All these countries are benefiting from lower energy costs and the European Central Bank (ECB) decision to cut rates and flush the system with money, so their outlook for this year and next is better than their peers to the east. The ECB’s monthly purchases of assets have been scaled up to €80bn and now also cover selected corporate bonds. The deposit rate has been cut to -0.4%, and banks are getting long-term funding at negative interest rates under TLTRO II (targeted long-term refinancing operations).
Croatia’s economy expanded for the first time in seven years in 2015 thanks to a strong tourism season and it may benefit again in the upcoming season together with Macedonia, as Russians in particular hunt for a new affordable summer holiday destination to replace their former favourites of Turkey and Egypt.
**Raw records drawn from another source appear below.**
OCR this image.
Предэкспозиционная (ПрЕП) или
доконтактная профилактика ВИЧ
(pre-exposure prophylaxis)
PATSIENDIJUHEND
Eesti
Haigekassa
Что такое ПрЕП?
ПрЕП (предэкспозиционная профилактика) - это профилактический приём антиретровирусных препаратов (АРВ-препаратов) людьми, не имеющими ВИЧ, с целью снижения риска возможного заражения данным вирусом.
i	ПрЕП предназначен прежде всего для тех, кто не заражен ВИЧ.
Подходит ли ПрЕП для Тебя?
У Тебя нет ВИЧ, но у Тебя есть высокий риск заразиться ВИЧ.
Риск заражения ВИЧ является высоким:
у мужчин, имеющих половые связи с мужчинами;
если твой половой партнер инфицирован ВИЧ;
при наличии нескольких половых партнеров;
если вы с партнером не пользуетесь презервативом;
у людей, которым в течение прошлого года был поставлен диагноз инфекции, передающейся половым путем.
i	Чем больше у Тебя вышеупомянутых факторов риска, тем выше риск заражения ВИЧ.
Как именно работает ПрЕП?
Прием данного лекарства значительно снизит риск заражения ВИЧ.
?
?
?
Turkey is being hit by multiple whammies, with its row with Russia proving to be by far the most damaging. The EBRD predicts Turkey’s growth will slow to around 3.2% this year from 4.0% in 2015, with a small improvement to 3.4% next year. The country is vulnerable to a slowing of international capital into emerging markets, but more immediately the Kremlin’s decision to effectively stop trading with Turkey and keep its 3mn-4mn tourists a year away, after Ankara shot down a Russian bomber in November 2014, has already cost Turkey’s current account several billion dollars in lost revenues – money it can ill afford to lose.
On the other side of the fence, Russia has long been the most important foreign investment destination for Turkish companies, especially in construction. These are being effectively locked out of the market, which means they will miss out on the 2018 World Cup construction bonanza.
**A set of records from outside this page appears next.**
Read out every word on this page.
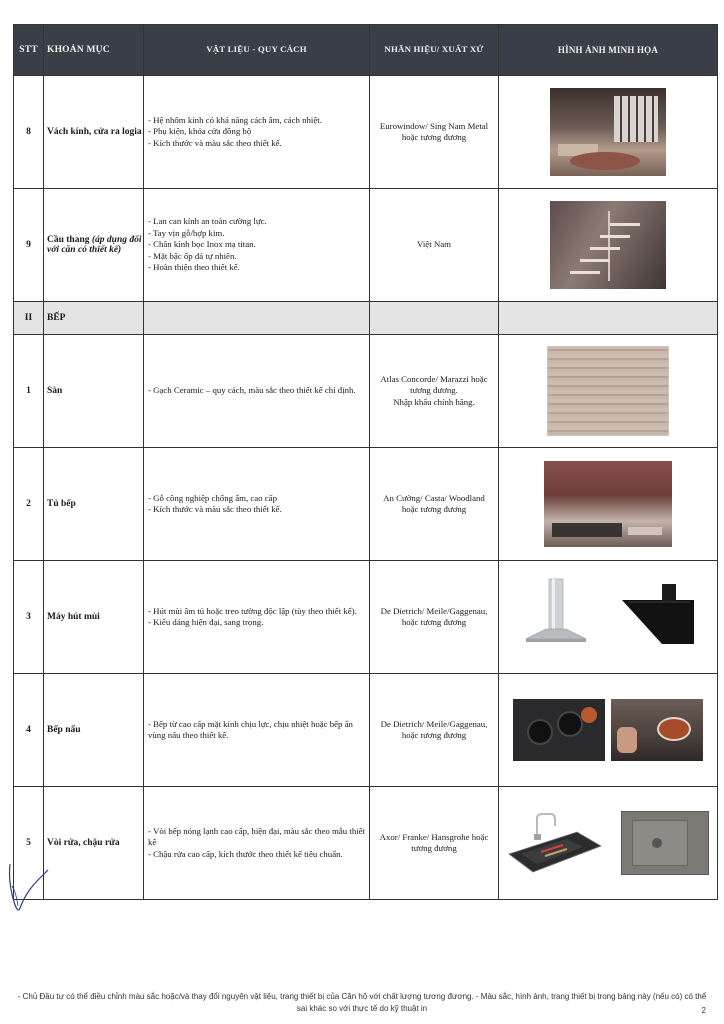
STT	KHOẢN MỤC	VẬT LIỆU - QUY CÁCH	NHÃN HIỆU/ XUẤT XỨ	HÌNH ẢNH MINH HỌA
8	Vách kính, cửa ra logia	- Hệ nhôm kính có khả năng cách âm, cách nhiệt.
- Phụ kiện, khóa cửa đồng bộ
- Kích thước và màu sắc theo thiết kế.	Eurowindow/ Sing Nam Metal
hoặc tương đương	

9	Cầu thang (áp dụng đối với căn có thiết kế)	- Lan can kính an toàn cường lực.
- Tay vịn gỗ/hợp kim.
- Chân kính bọc Inox mạ titan.
- Mặt bậc ốp đá tự nhiên.
- Hoàn thiện theo thiết kế.	Việt Nam	

II	BẾP			
1	Sàn	- Gạch Ceramic – quy cách, màu sắc theo thiết kế chỉ định.	Atlas Concorde/ Marazzi hoặc
tương đương.
Nhập khẩu chính hãng.	

2	Tủ bếp	- Gỗ công nghiệp chống ẩm, cao cấp
- Kích thước và màu sắc theo thiết kế.	An Cường/ Casta/ Woodland
hoặc tương đương	

3	Máy hút mùi	- Hút mùi âm tủ hoặc treo tường độc lập (tùy theo thiết kế).
- Kiểu dáng hiện đại, sang trọng.	De Dietrich/ Meile/Gaggenau,
hoặc tương đương

4	Bếp nấu	- Bếp từ cao cấp mặt kính chịu lực, chịu nhiệt hoặc bếp ẩn vùng nấu theo thiết kế.	De Dietrich/ Meile/Gaggenau,
hoặc tương đương	

5	Vòi rửa, chậu rửa	- Vòi bếp nóng lạnh cao cấp, hiện đại, màu sắc theo mẫu thiết kế
- Chậu rửa cao cấp, kích thước theo thiết kế tiêu chuẩn.	Axor/ Franke/ Hansgrohe hoặc
tương đương

- Chủ Đầu tư có thể điều chỉnh màu sắc hoặc/và thay đổi nguyên vật liệu, trang thiết bị của Căn hộ với chất lượng tương đương. - Màu sắc, hình ảnh, trang thiết bị trong bảng này (nếu có) có thể sai khác so với thực tế do kỹ thuật in	2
Turkey is not alone in losing out from tourism receipts, which remains an important source of hard currency income for many southern states. “Weaker tourism receipts partly due to security concerns and the slowdown in global trade are clouding the outlook in southern and eastern Mediterranean (SEMED) as well as Turkey,” the report said.
The North African states the EBRD covers will all improve already strong growth from between 2.3% to 3.3% and put in even better results in 2017, according to the EBRD. Tunisia is the worst performer in this region, but even there will see growth improve from 1.6% this year to 2.5% next year.
Prospects for growth
Prospects for an early or strong recovery are poor. The banking sector across the region in particular is struggling, with low lending levels knocking through to low levels of investment.
“Recent surveys of lenders indicate that credit conditions in the region have tightened further, albeit less so than in other emerging markets. Credit growth remained subdued in most countries in the [Central Europe and he Baltics] and SEE regions. High levels of non-performing loans continued to constrain the ability and willingness of banks to provide fresh credit. Some countries have made progress in terms of removing non-performing loans from banks’ balance sheets, although in some cases these assets may remain on the books of special vehicles fully owned by the originating banks,” the EBRD said in its report.
While the region is clearly coming out the other side now, the above problems are already seen as a drag on faster growth. But ongoing political tensions around the region introduce a high degree of uncertainty into the equation.